The tragic, unnecessary wounding of Shmueli has evoked the usual argument regarding the directives for opening fire given to soldiers and policemen in the occupied territories. The main argument is that if snipers were given sufficient backing and had been allowed to open fire sooner, the crowd would not have reached the wall and the injury could have been prevented. A TV crew that arrived at the hospital on Sunday found Yossi, the riled-up father of the sharpshooter, who was furious at the abandonment of the soldiers. At this point he was joined by journalists who suggested that the prime minister, defense minister and senior army brass come visit the wounded man and his family.
Bennett called the father that night and got a dressing down, quite legitimately, even if expressed in harsh language. The prime minister, exhausted and occupied with other burning issues related to his job, tripped up by calling the son by his father’s name, and showed unawareness of the son’s medical condition. Someone made sure to record the conversation and post it on the Facebook page of that paragon of civil engagement, the rapper calling himself The Shadow.
Also pouncing on this “revelation” was opposition leader Benjamin Netanyahu, who is on a private vacation in Hawaii. Netanyahu, it turned out, had already spoken with Shmueli’s mother Nitza and was up to speed regarding all the details. According to the mother, he had even cried during their conversation. This move would have been laudable if Netanyahu’s advisers had not posted on his accounts his call to pray for the soldier’s well-being, beginning with the word: “Shame.” Readers understood that this was a reference to Bennett’s conduct when speaking with the family. This was posted again after a few minutes, without the word “Shame.” Bennett was thereby doubly hit, once by showing “defeatism” in facing the enemy, which led to the wounding of a soldier, and once by being insensitive to the family. As expected, Bennett was treated harshly by the media, which suggested he meet the family urgently and try to repair the damage he’d done.

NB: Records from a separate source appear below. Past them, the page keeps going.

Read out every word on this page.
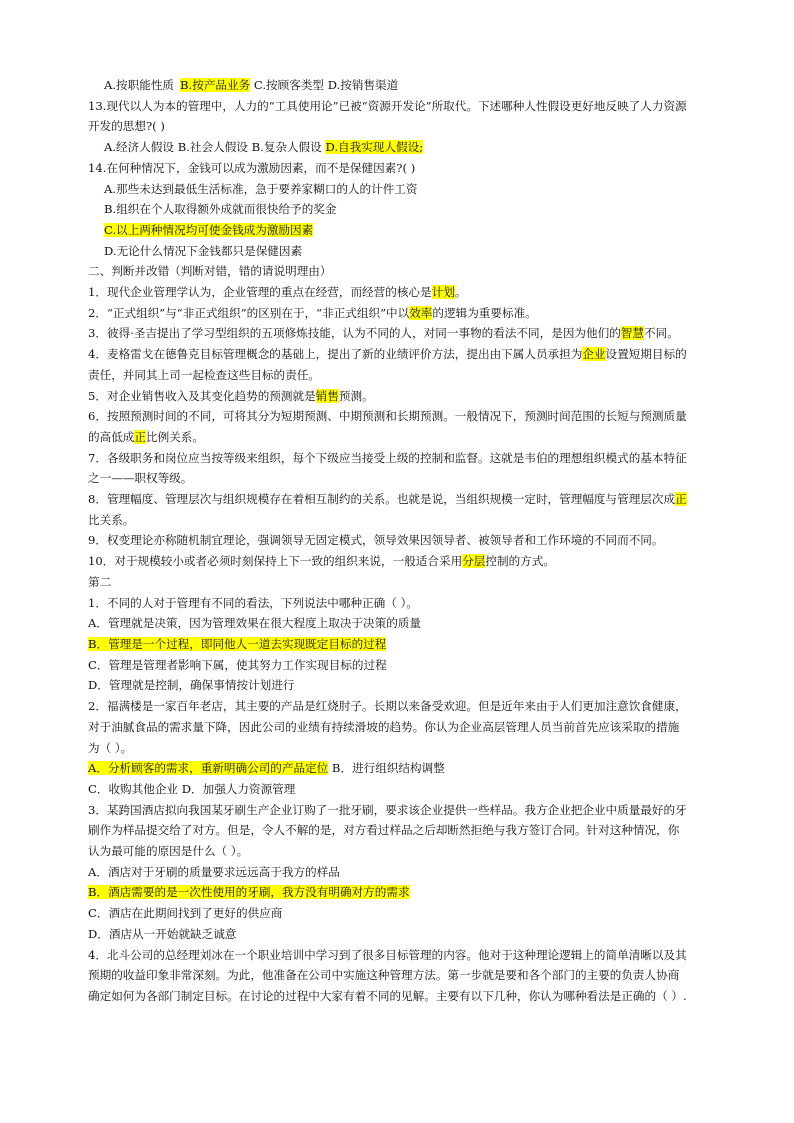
A.按职能性质 B.按产品业务 C.按顾客类型 D.按销售渠道
13.现代以人为本的管理中，人力的“工具使用论”已被“资源开发论”所取代。下述哪种人性假设更好地反映了人力资源
开发的思想?( )
A.经济人假设 B.社会人假设 B.复杂人假设 D.自我实现人假设;
14.在何种情况下，金钱可以成为激励因素，而不是保健因素?( )
A.那些未达到最低生活标准，急于要养家糊口的人的计件工资
B.组织在个人取得额外成就而很快给予的奖金
C.以上两种情况均可使金钱成为激励因素
D.无论什么情况下金钱都只是保健因素
二、判断并改错（判断对错，错的请说明理由）
1．现代企业管理学认为，企业管理的重点在经营，而经营的核心是计划。
2．“正式组织”与“非正式组织”的区别在于，“非正式组织”中以效率的逻辑为重要标准。
3．彼得·圣吉提出了学习型组织的五项修炼技能，认为不同的人，对同一事物的看法不同，是因为他们的智慧不同。
4．麦格雷戈在德鲁克目标管理概念的基础上，提出了新的业绩评价方法，提出由下属人员承担为企业设置短期目标的
责任，并同其上司一起检查这些目标的责任。
5．对企业销售收入及其变化趋势的预测就是销售预测。
6．按照预测时间的不同，可将其分为短期预测、中期预测和长期预测。一般情况下，预测时间范围的长短与预测质量
的高低成正比例关系。
7．各级职务和岗位应当按等级来组织，每个下级应当接受上级的控制和监督。这就是韦伯的理想组织模式的基本特征
之一——职权等级。
8．管理幅度、管理层次与组织规模存在着相互制约的关系。也就是说，当组织规模一定时，管理幅度与管理层次成正
比关系。
9．权变理论亦称随机制宜理论，强调领导无固定模式，领导效果因领导者、被领导者和工作环境的不同而不同。
10．对于规模较小或者必须时刻保持上下一致的组织来说，一般适合采用分层控制的方式。
第二
1．不同的人对于管理有不同的看法，下列说法中哪种正确（ ）。
A．管理就是决策，因为管理效果在很大程度上取决于决策的质量
B．管理是一个过程，即同他人一道去实现既定目标的过程
C．管理是管理者影响下属，使其努力工作实现目标的过程
D．管理就是控制，确保事情按计划进行
2．福满楼是一家百年老店，其主要的产品是红烧肘子。长期以来备受欢迎。但是近年来由于人们更加注意饮食健康，
对于油腻食品的需求量下降，因此公司的业绩有持续滑坡的趋势。你认为企业高层管理人员当前首先应该采取的措施
为（ ）。
A．分析顾客的需求，重新明确公司的产品定位 B．进行组织结构调整
C．收购其他企业 D．加强人力资源管理
3．某跨国酒店拟向我国某牙刷生产企业订购了一批牙刷，要求该企业提供一些样品。我方企业把企业中质量最好的牙
刷作为样品提交给了对方。但是，令人不解的是，对方看过样品之后却断然拒绝与我方签订合同。针对这种情况，你
认为最可能的原因是什么（ ）。
A．酒店对于牙刷的质量要求远远高于我方的样品
B．酒店需要的是一次性使用的牙刷，我方没有明确对方的需求
C．酒店在此期间找到了更好的供应商
D．酒店从一开始就缺乏诚意
4．北斗公司的总经理刘冰在一个职业培训中学习到了很多目标管理的内容。他对于这种理论逻辑上的简单清晰以及其
预期的收益印象非常深刻。为此，他准备在公司中实施这种管理方法。第一步就是要和各个部门的主要的负责人协商
确定如何为各部门制定目标。在讨论的过程中大家有着不同的见解。主要有以下几种，你认为哪种看法是正确的（ ）.
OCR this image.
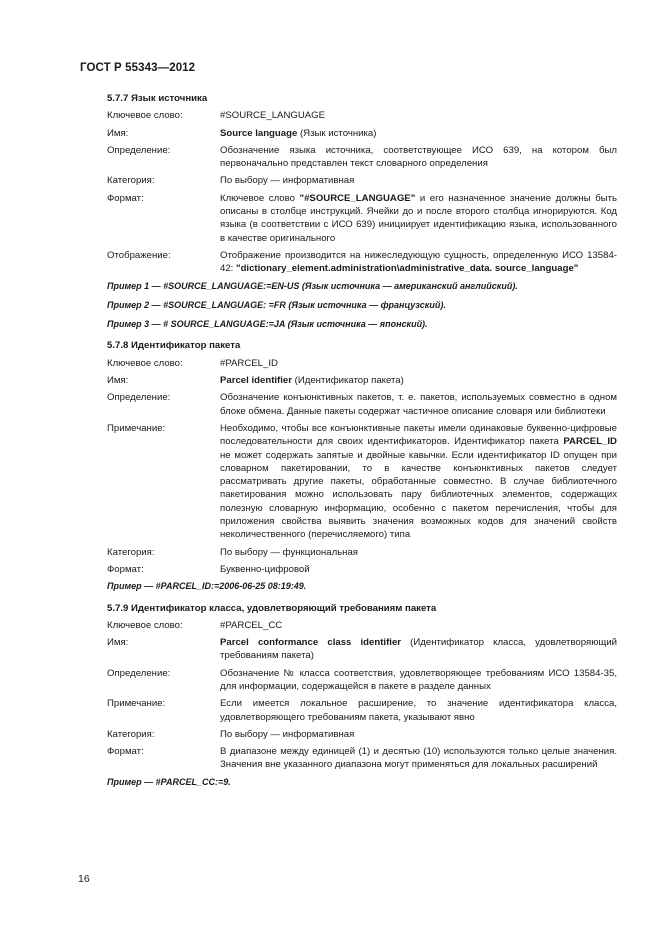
ГОСТ Р 55343—2012
5.7.7 Язык источника
Ключевое слово:	#SOURCE_LANGUAGE
Имя:	Source language (Язык источника)
Определение:	Обозначение языка источника, соответствующее ИСО 639, на котором был первоначально представлен текст словарного определения
Категория:	По выбору — информативная
Формат:	Ключевое слово "#SOURCE_LANGUAGE" и его назначенное значение должны быть описаны в столбце инструкций. Ячейки до и после второго столбца игнорируются. Код языка (в соответствии с ИСО 639) инициирует идентификацию языка, использованного в качестве оригинального
Отображение:	Отображение производится на нижеследующую сущность, определенную ИСО 13584-42: "dictionary_element.administration\administrative_data. source_language"
Пример 1 — #SOURCE_LANGUAGE:=EN-US (Язык источника — американский английский).
Пример 2 — #SOURCE_LANGUAGE: =FR (Язык источника — французский).
Пример 3 — # SOURCE_LANGUAGE:=JA (Язык источника — японский).
5.7.8 Идентификатор пакета
Ключевое слово:	#PARCEL_ID
Имя:	Parcel identifier (Идентификатор пакета)
Определение:	Обозначение конъюнктивных пакетов, т. е. пакетов, используемых совместно в одном блоке обмена. Данные пакеты содержат частичное описание словаря или библиотеки
Примечание:	Необходимо, чтобы все конъюнктивные пакеты имели одинаковые буквенно-цифровые последовательности для своих идентификаторов. Идентификатор пакета PARCEL_ID не может содержать запятые и двойные кавычки. Если идентификатор ID опущен при словарном пакетировании, то в качестве конъюнктивных пакетов следует рассматривать другие пакеты, обработанные совместно. В случае библиотечного пакетирования можно использовать пару библиотечных элементов, содержащих полезную словарную информацию, особенно с пакетом перечисления, чтобы для приложения свойства выявить значения возможных кодов для значений свойств неколичественного (перечисляемого) типа
Категория:	По выбору — функциональная
Формат:	Буквенно-цифровой
Пример — #PARCEL_ID:=2006-06-25 08:19:49.
5.7.9 Идентификатор класса, удовлетворяющий требованиям пакета
Ключевое слово:	#PARCEL_CC
Имя:	Parcel conformance class identifier (Идентификатор класса, удовлетворяющий требованиям пакета)
Определение:	Обозначение № класса соответствия, удовлетворяющее требованиям ИСО 13584-35, для информации, содержащейся в пакете в разделе данных
Примечание:	Если имеется локальное расширение, то значение идентификатора класса, удовлетворяющего требованиям пакета, указывают явно
Категория:	По выбору — информативная
Формат:	В диапазоне между единицей (1) и десятью (10) используются только целые значения. Значения вне указанного диапазона могут применяться для локальных расширений
Пример — #PARCEL_CC:=9.
16
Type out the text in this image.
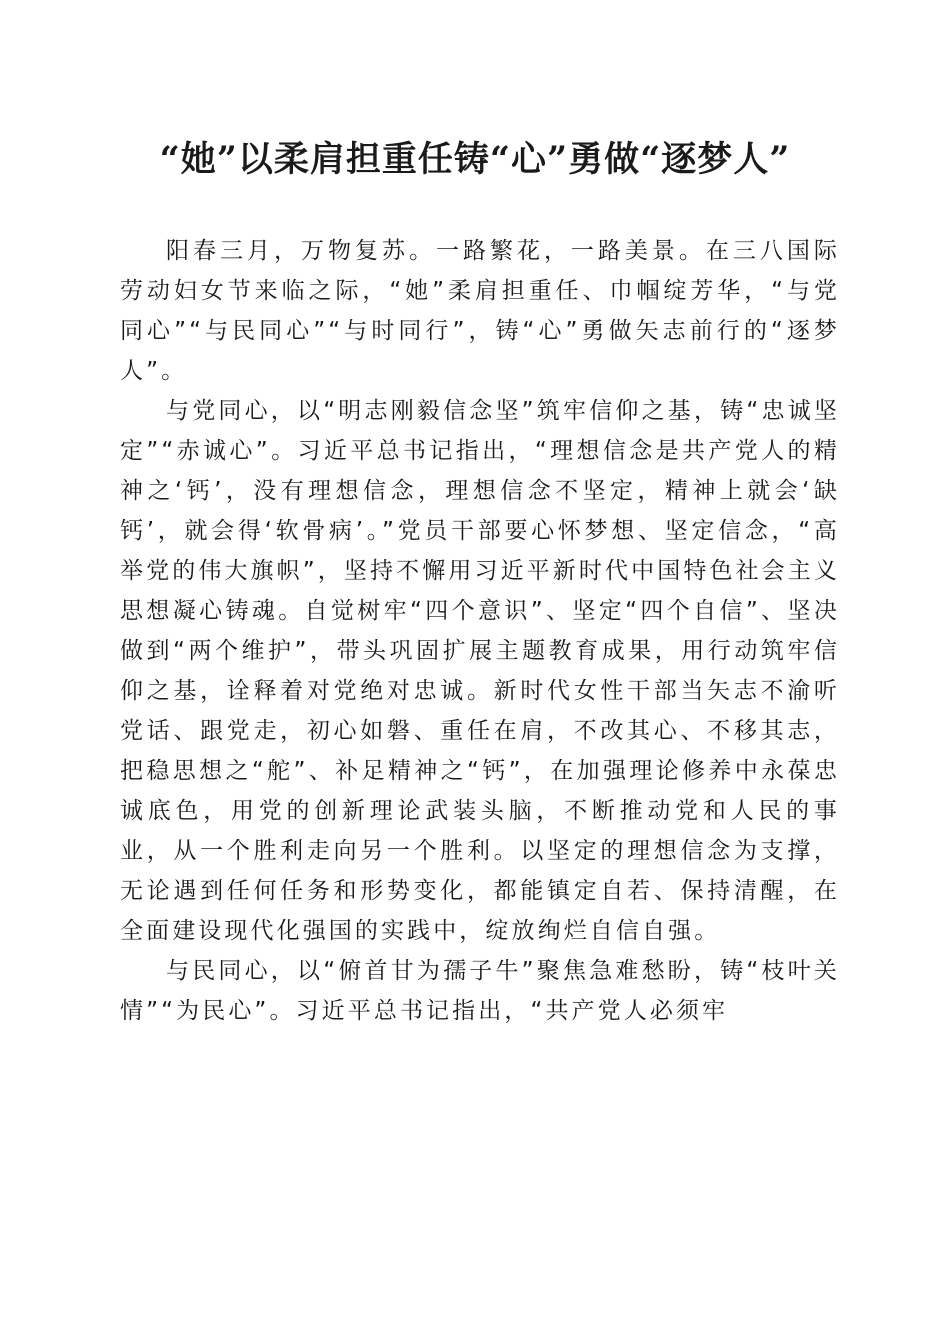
“她”以柔肩担重任铸“心”勇做“逐梦人”

阳春三月，万物复苏。一路繁花，一路美景。在三八国际劳动妇女节来临之际，“她”柔肩担重任、巾帼绽芳华，“与党同心”“与民同心”“与时同行”，铸“心”勇做矢志前行的“逐梦人”。

与党同心，以“明志刚毅信念坚”筑牢信仰之基，铸“忠诚坚定”“赤诚心”。习近平总书记指出，“理想信念是共产党人的精神之‘钙’，没有理想信念，理想信念不坚定，精神上就会‘缺钙’，就会得‘软骨病’。”党员干部要心怀梦想、坚定信念，“高举党的伟大旗帜”，坚持不懈用习近平新时代中国特色社会主义思想凝心铸魂。自觉树牢“四个意识”、坚定“四个自信”、坚决做到“两个维护”，带头巩固扩展主题教育成果，用行动筑牢信仰之基，诠释着对党绝对忠诚。新时代女性干部当矢志不渝听党话、跟党走，初心如磐、重任在肩，不改其心、不移其志，把稳思想之“舵”、补足精神之“钙”，在加强理论修养中永葆忠诚底色，用党的创新理论武装头脑，不断推动党和人民的事业，从一个胜利走向另一个胜利。以坚定的理想信念为支撑，无论遇到任何任务和形势变化，都能镇定自若、保持清醒，在全面建设现代化强国的实践中，绽放绚烂自信自强。

与民同心，以“俯首甘为孺子牛”聚焦急难愁盼，铸“枝叶关情”“为民心”。习近平总书记指出，“共产党人必须牢
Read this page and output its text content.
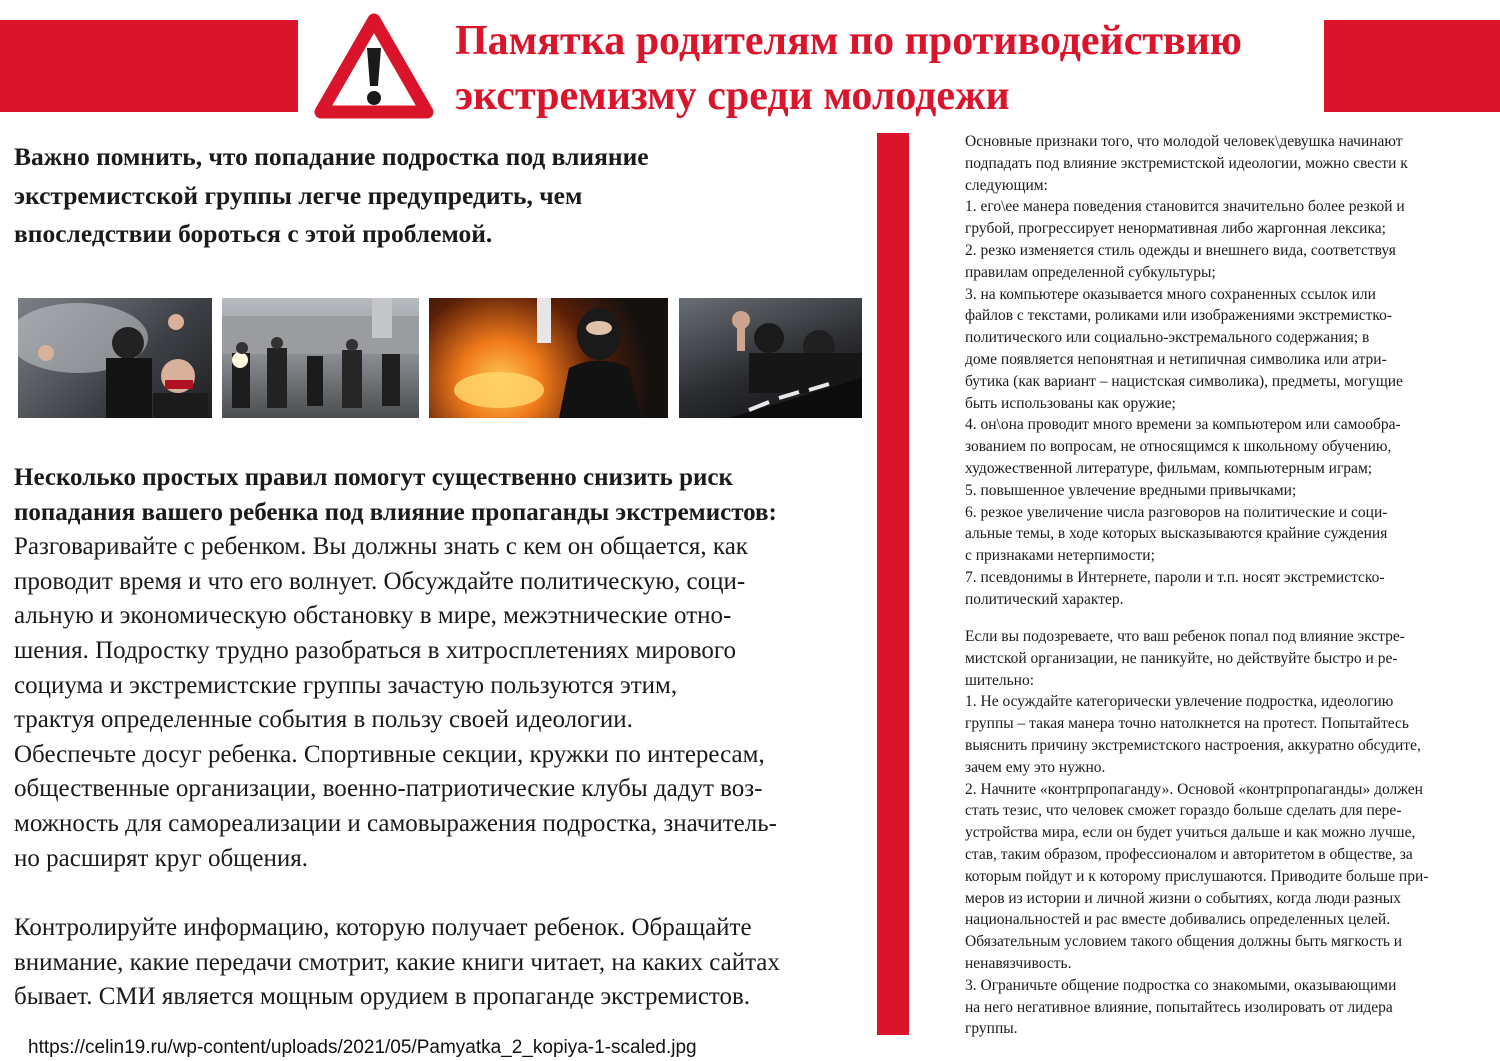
Памятка родителям по противодействию
экстремизму среди молодежи

Важно помнить, что попадание подростка под влияние
экстремистской группы легче предупредить, чем
впоследствии бороться с этой проблемой.

Несколько простых правил помогут существенно снизить риск
попадания вашего ребенка под влияние пропаганды экстремистов:
Разговаривайте с ребенком. Вы должны знать с кем он общается, как
проводит время и что его волнует. Обсуждайте политическую, соци-
альную и экономическую обстановку в мире, межэтнические отно-
шения. Подростку трудно разобраться в хитросплетениях мирового
социума и экстремистские группы зачастую пользуются этим,
трактуя определенные события в пользу своей идеологии.
Обеспечьте досуг ребенка. Спортивные секции, кружки по интересам,
общественные организации, военно-патриотические клубы дадут воз-
можность для самореализации и самовыражения подростка, значитель-
но расширят круг общения.

Контролируйте информацию, которую получает ребенок. Обращайте
внимание, какие передачи смотрит, какие книги читает, на каких сайтах
бывает. СМИ является мощным орудием в пропаганде экстремистов.

https://celin19.ru/wp-content/uploads/2021/05/Pamyatka_2_kopiya-1-scaled.jpg

Основные признаки того, что молодой человек\девушка начинают
подпадать под влияние экстремистской идеологии, можно свести к
следующим:
1. его\ее манера поведения становится значительно более резкой и
грубой, прогрессирует ненормативная либо жаргонная лексика;
2. резко изменяется стиль одежды и внешнего вида, соответствуя
правилам определенной субкультуры;
3. на компьютере оказывается много сохраненных ссылок или
файлов с текстами, роликами или изображениями экстремистко-
политического или социально-экстремального содержания; в
доме появляется непонятная и нетипичная символика или атри-
бутика (как вариант – нацистская символика), предметы, могущие
быть использованы как оружие;
4. он\она проводит много времени за компьютером или самообра-
зованием по вопросам, не относящимся к школьному обучению,
художественной литературе, фильмам, компьютерным играм;
5. повышенное увлечение вредными привычками;
6. резкое увеличение числа разговоров на политические и соци-
альные темы, в ходе которых высказываются крайние суждения
с признаками нетерпимости;
7. псевдонимы в Интернете, пароли и т.п. носят экстремистско-
политический характер.

Если вы подозреваете, что ваш ребенок попал под влияние экстре-
мистской организации, не паникуйте, но действуйте быстро и ре-
шительно:
1. Не осуждайте категорически увлечение подростка, идеологию
группы – такая манера точно натолкнется на протест. Попытайтесь
выяснить причину экстремистского настроения, аккуратно обсудите,
зачем ему это нужно.
2. Начните «контрпропаганду». Основой «контрпропаганды» должен
стать тезис, что человек сможет гораздо больше сделать для пере-
устройства мира, если он будет учиться дальше и как можно лучше,
став, таким образом, профессионалом и авторитетом в обществе, за
которым пойдут и к которому прислушаются. Приводите больше при-
меров из истории и личной жизни о событиях, когда люди разных
национальностей и рас вместе добивались определенных целей.
Обязательным условием такого общения должны быть мягкость и
ненавязчивость.
3. Ограничьте общение подростка со знакомыми, оказывающими
на него негативное влияние, попытайтесь изолировать от лидера
группы.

One should probably state the following: First of all, a prime minister should not make a mistake in naming a soldier who risked his life and may lose it while defending the state. Bennett’s team should see to it that such blunders don’t recur. Secondly, a prime minister doesn’t have to visit wounded soldiers, even seriously injured ones. For this there are army and police officers. Bennett should focus on combating the coronavirus and on the preparations for his important meeting in Washington on Thursday. Moreover, the border incident was a tactical one that ended badly due to a failure at the operational level. It cannot dictate Israel’s strategy in the Gaza Strip and lead to a resounding retaliation that would drag the two sides into another round of hostilities. If Israel wishes to embark on an operation in Gaza, it should do so for reasons of security and policy, not revenge.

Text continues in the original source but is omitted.